A mudança dos padrões nos musicais da Broadway
A primeira versão do musical “Kiss me, Kate!” tem lugar de destaque na história do teatro musical americano. O grande compositor Cole Porter (1891-1964) havia feito muito sucesso na Broadway e em Hollywood ao longo dos anos 20 e 30, mas chegava aos anos 40 sem tanto fôlego. Dois podem ter sido os motivos para isso: um acidente em função do qual sua perna direita foi inutilizada e uma mudança nas preferências do público em relação aos espetáculos musicais. “Kiss me, Kate!” foi o que reconduziu Cole Porter ao sucesso.
Em 1937, Porter caiu de um cavalo e o animal derrubou-se em suas pernas, trazendo enorme dor e depressão para o artista. O fato, porém, não retirou seu nome do sucesso na Broadway. Os musicais “DuBarry was a Lady” (1939), “Panama Hattie” (1940), “Let’s face it” (1941) e “Something for the boys” (1943) fizeram entre 408 e 547 apresentações, isto é, ficaram entre doze e dezoito meses ininterruptamente em cartaz. O teatro musical americano, porém, nunca mais foi o mesmo depois da estreia de “Oklahoma!”, musical da dupla Richard Rodgers e Oscar Hammerstein II, em 1943. Esse espetáculo atingiu a marca de 2.212 apresentações, ficando quase cinco anos em cartaz (sete sessões por semana).

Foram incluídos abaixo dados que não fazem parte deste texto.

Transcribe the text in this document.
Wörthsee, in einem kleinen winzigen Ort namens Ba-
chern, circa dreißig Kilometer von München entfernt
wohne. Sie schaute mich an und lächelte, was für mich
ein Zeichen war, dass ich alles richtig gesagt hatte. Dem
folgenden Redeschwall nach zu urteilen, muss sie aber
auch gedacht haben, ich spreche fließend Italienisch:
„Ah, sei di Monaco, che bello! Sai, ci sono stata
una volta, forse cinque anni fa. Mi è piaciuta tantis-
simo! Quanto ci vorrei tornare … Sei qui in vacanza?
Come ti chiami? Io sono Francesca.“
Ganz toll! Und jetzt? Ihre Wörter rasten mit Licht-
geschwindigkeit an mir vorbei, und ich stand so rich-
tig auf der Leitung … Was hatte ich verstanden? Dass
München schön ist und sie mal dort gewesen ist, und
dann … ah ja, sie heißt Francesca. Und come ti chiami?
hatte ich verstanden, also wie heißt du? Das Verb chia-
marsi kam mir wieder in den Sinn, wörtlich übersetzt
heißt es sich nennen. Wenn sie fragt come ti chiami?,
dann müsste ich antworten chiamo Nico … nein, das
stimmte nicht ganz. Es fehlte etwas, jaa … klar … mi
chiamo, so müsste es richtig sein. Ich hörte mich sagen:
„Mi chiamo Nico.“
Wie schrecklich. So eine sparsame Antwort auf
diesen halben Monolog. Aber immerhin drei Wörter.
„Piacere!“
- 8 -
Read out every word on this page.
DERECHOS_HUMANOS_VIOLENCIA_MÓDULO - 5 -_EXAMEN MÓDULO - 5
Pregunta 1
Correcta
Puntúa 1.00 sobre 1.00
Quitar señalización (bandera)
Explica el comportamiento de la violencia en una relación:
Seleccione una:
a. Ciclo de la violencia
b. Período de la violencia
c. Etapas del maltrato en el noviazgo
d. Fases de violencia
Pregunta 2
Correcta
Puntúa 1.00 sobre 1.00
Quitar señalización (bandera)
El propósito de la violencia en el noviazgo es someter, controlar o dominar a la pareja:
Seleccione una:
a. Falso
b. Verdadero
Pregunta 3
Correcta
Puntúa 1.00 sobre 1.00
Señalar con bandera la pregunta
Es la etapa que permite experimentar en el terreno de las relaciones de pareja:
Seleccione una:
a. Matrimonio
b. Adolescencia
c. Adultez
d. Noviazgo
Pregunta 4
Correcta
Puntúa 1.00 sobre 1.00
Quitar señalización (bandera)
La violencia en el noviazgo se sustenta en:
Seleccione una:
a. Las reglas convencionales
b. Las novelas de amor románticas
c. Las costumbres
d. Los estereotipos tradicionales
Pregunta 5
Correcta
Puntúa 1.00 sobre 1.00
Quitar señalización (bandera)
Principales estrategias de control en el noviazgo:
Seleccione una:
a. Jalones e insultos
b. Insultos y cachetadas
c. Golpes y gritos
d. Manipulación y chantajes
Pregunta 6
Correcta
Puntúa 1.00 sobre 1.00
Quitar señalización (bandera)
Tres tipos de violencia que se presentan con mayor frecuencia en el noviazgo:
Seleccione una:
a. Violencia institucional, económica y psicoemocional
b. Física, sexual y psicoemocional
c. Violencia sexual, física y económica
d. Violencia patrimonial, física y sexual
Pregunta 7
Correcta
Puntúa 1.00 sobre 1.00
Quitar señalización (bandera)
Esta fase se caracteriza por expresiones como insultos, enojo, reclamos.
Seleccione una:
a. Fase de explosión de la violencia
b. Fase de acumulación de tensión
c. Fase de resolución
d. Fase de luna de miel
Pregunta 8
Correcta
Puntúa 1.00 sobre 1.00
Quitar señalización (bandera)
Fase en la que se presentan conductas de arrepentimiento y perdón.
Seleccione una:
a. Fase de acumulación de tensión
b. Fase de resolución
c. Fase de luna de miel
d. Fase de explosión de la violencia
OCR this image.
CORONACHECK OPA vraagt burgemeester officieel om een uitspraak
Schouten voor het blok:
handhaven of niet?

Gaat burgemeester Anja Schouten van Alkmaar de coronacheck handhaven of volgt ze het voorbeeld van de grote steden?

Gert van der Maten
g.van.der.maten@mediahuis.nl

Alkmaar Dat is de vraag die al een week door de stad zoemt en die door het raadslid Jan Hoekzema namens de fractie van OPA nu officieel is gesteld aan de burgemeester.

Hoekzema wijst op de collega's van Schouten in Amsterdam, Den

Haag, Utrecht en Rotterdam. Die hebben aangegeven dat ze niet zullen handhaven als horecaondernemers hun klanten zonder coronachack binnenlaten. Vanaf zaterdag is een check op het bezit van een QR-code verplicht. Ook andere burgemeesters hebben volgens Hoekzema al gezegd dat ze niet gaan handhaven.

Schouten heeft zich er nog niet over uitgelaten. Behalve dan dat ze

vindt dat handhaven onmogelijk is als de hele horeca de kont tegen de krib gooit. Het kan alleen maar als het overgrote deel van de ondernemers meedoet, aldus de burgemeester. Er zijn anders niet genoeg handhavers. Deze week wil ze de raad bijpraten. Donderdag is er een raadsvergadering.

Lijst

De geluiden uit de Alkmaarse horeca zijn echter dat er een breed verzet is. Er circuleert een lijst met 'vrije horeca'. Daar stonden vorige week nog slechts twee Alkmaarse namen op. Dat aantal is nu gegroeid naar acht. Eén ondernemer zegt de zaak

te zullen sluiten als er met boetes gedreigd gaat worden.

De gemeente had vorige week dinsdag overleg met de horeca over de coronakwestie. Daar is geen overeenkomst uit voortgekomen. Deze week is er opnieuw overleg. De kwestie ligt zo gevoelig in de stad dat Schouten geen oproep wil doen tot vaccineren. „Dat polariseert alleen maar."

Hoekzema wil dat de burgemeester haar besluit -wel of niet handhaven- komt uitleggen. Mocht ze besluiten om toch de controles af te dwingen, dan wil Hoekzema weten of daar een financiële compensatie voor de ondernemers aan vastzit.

Com a entrada dos Estados Unidos na Segunda Guerra, o país mergulhou em um sentimento de americanismo um tanto quanto esquecido desde a queda da bolsa de valores de Nova Iorque, em 1929. O sucesso do musical “Oklahoma!”, somente batido treze anos depois por “My fair lady”, deixou claro que o público ansiava por narrativas mais bem estruturadas e que principalmente falassem da nação. Até esse momento, as canções que Cole Porter escrevia entravam e saíam de seus musicais, se repetiam ou participavam de filmes de Hollywood. Isso, que acontecia de um modo geral com todas as produções, revelava a fragilidade dos enredos e o privilégio dado ao tom de vaudeville das montagens. “Kiss me, Kate!”, que estreou exatos sete meses depois do encerramento da temporada de “Oklahoma!”, era como esse: totalmente original.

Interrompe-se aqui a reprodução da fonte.